Once you have full coverage with St. Augustine grass, the St. Augustine is so thick that it prevents weeds from getting a foothold. Most of the time, the sunlight can’t penetrate through to the dirt and the weed seeds don’t get a chance to germinate.

So that’s why we strongly suggest 100% coverage when you’re planting grass. We do not recommend using plugs or spacing the grass out in a checker board pattern or something like that. In our opinion, you’re kind of setting yourself up for failure if you don’t cover your bare dirt with grass.

You don’t see grass plugs for sale hardly anywhere. I guess I’ve seen some online. I think I’ve seen them at Home Depot in the little plastic things. But I don’t even want to think about what it would entail trying to get something like that going.

Doing One Section of Your Lawn at a Time Is a Better Strategy

If it’s a budget thing, normally what we recommend, just go out away from your house with solid grass sod as far as you can to keep the erosion at bay. Maybe just do the focal areas and get all that established. Give it some time. Save up and do further away from the house when you have the money.

But we highly recommend a hundred percent coverage on the grass because it’s just not worth the battle with the weeds that you’ll have. Unless you have a chemical applicator’s license, you won’t be able to get your hands on all the different chemicals that it will take to keep those weeds at bay.

Are There Grass Squares for Sale

The last topic I have here to talk about today is that people have been asking about grass squares versus pieces. When people call and talk to us, we refer to grass pieces, and a grass square is the same thing.
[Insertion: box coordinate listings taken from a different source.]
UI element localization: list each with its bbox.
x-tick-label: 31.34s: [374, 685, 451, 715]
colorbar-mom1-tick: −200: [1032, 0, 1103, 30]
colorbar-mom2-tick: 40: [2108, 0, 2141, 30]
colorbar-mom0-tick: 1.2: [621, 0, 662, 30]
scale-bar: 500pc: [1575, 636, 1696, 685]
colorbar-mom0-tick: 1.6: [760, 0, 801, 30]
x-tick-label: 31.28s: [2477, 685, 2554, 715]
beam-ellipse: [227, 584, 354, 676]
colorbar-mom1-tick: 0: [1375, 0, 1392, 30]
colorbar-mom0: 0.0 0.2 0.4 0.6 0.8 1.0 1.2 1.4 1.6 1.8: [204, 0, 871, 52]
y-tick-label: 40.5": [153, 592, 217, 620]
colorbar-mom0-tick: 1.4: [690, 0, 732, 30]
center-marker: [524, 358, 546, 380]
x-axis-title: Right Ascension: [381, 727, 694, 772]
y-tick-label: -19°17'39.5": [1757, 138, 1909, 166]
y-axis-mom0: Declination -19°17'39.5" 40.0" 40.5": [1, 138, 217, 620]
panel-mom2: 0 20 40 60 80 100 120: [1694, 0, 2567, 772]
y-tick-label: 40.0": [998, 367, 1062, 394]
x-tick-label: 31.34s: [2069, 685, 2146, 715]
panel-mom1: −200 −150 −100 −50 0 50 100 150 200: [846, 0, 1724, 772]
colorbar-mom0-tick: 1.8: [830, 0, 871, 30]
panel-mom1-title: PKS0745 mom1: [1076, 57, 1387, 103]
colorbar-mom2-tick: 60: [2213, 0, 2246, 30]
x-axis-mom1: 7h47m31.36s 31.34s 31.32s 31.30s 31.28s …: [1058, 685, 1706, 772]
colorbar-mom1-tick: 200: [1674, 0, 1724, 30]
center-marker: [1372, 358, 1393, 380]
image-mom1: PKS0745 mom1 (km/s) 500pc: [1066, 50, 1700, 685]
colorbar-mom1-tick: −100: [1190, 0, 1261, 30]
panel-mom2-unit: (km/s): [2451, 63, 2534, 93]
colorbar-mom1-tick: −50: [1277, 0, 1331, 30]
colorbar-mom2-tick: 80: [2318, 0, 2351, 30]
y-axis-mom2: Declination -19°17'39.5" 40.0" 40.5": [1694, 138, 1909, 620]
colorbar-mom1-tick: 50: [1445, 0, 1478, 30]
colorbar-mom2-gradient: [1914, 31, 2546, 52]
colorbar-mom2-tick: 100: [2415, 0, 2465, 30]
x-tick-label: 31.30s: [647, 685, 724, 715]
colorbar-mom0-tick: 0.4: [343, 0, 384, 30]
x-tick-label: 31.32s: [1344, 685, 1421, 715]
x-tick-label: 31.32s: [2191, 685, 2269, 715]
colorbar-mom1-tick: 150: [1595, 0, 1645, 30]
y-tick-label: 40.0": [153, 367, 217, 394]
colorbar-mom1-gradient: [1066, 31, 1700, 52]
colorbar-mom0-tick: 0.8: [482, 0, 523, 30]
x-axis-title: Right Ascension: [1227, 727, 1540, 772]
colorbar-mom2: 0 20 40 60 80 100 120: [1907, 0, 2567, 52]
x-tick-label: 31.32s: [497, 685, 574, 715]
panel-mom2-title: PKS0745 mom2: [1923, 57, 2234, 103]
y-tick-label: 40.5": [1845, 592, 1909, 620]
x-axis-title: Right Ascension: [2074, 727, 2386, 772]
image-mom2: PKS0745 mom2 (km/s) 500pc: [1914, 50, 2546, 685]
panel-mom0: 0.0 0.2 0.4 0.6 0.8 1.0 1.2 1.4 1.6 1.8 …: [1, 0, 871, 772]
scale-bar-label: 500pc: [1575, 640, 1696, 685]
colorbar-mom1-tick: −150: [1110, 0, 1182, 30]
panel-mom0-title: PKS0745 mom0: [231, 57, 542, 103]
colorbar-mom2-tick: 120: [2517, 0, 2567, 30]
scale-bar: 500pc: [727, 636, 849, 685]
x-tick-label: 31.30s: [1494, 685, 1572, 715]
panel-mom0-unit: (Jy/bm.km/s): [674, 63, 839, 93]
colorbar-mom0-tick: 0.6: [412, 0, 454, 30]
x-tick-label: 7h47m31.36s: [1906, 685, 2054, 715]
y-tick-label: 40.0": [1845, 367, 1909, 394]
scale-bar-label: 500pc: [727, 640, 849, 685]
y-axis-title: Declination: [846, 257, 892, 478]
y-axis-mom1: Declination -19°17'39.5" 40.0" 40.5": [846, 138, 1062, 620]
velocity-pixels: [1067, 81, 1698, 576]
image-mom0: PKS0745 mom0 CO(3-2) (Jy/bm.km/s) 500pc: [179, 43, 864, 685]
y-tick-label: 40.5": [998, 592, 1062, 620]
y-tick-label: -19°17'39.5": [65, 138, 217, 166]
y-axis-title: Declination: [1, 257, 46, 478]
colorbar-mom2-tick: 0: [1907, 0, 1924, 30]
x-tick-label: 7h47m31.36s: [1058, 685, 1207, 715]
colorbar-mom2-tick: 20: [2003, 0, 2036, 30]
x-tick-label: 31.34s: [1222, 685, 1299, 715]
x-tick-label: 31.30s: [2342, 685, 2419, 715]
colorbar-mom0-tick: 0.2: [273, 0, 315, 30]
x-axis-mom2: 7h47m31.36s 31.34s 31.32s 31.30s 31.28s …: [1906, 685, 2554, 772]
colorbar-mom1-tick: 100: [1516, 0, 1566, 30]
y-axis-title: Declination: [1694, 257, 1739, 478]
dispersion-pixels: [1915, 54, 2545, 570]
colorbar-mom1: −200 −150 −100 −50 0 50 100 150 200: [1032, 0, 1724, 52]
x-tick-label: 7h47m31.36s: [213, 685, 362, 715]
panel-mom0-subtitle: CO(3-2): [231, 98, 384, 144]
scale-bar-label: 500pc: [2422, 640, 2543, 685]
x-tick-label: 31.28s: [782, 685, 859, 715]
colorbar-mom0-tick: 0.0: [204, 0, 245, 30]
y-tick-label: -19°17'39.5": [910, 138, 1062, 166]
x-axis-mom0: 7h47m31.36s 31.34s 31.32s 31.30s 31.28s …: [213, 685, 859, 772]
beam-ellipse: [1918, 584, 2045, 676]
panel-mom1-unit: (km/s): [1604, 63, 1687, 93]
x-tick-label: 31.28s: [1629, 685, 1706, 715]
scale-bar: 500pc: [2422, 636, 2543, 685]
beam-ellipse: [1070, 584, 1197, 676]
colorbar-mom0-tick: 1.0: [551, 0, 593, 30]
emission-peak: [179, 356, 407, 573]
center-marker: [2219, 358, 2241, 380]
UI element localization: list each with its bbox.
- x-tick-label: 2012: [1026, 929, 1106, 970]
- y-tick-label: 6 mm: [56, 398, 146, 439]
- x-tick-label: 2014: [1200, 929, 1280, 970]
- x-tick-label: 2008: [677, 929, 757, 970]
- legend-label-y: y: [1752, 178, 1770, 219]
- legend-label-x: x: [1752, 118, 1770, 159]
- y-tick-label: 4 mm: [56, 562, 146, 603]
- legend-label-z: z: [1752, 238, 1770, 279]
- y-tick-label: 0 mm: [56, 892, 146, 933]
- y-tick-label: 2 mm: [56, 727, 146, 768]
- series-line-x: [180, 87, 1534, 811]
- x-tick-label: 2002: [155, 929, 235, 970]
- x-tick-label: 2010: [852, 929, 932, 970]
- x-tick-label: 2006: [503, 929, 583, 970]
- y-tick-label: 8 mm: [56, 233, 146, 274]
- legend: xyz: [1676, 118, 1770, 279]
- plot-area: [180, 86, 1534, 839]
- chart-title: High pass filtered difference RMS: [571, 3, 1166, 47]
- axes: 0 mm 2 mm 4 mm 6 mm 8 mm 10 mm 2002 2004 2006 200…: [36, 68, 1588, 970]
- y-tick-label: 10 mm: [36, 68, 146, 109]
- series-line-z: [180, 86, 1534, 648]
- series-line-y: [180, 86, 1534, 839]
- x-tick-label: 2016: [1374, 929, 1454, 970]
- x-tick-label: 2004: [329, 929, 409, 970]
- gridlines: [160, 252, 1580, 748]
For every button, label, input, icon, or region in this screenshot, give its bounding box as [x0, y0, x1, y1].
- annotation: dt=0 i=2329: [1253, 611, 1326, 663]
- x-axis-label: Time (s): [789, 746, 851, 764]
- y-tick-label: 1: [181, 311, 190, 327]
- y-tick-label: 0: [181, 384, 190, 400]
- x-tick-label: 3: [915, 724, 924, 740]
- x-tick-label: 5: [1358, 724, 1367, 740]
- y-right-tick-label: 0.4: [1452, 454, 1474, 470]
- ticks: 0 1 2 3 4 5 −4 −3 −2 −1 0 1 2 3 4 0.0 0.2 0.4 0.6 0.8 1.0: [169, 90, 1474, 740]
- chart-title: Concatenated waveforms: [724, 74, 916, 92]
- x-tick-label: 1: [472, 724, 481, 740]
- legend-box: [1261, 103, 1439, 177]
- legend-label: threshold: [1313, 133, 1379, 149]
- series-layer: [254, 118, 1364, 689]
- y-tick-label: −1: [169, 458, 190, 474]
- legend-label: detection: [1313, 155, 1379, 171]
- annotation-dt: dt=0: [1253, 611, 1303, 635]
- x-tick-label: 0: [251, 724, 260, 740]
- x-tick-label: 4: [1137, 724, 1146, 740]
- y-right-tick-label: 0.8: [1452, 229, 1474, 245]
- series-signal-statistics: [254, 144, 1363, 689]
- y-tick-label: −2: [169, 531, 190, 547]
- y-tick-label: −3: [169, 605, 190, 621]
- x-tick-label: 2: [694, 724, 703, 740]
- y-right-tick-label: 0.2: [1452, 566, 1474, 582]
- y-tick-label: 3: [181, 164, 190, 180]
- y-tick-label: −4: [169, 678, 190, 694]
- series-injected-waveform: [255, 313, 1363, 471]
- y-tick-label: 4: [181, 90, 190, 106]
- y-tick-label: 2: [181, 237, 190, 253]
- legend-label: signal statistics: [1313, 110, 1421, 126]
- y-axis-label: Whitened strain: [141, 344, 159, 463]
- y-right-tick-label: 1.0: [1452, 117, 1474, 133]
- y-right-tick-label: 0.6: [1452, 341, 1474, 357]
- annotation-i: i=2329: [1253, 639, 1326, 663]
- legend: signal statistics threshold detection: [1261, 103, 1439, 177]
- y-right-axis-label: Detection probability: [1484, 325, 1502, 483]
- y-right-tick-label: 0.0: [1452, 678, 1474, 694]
I have actually never seen a piece of grass that comes from any farm that is not a 16 inch by 24 inch rectangle. So when people say a grass square, what they really mean is these 16 by 24 inch rectangles. There are a few farms that sell grass pieces in larger sizes. We call those grass slabs.

They’re basically three pieces together. The grass slabs are 24 inches wide by 48 inches. But I think there’s only one farm around here in this part of the world that I’ve ever seen those come from. So most everybody uses the 16 by 24 inch rectangles. But we refer to them as pieces of grass around here.

We do sell the Raleigh St. Augustine grass by the piece and by the half pallet and pallet. Whereas all the other grasses, the Palmetto St. Augustine, the Bermudas and the Zoysias that we sell, we don’t sell by the piece. We sell them by the pallet only, just because we don’t sell near as much of that as we do the Raleigh St. Augustine. So grass squares equal grass rectangles equal grass pieces in the Houston area.

So, uh, that is all I can think of today. Let’s hope the rain, uh, the rain keeps it up and everything in nature out there green back up before we get into another winter here. Thanks for listening.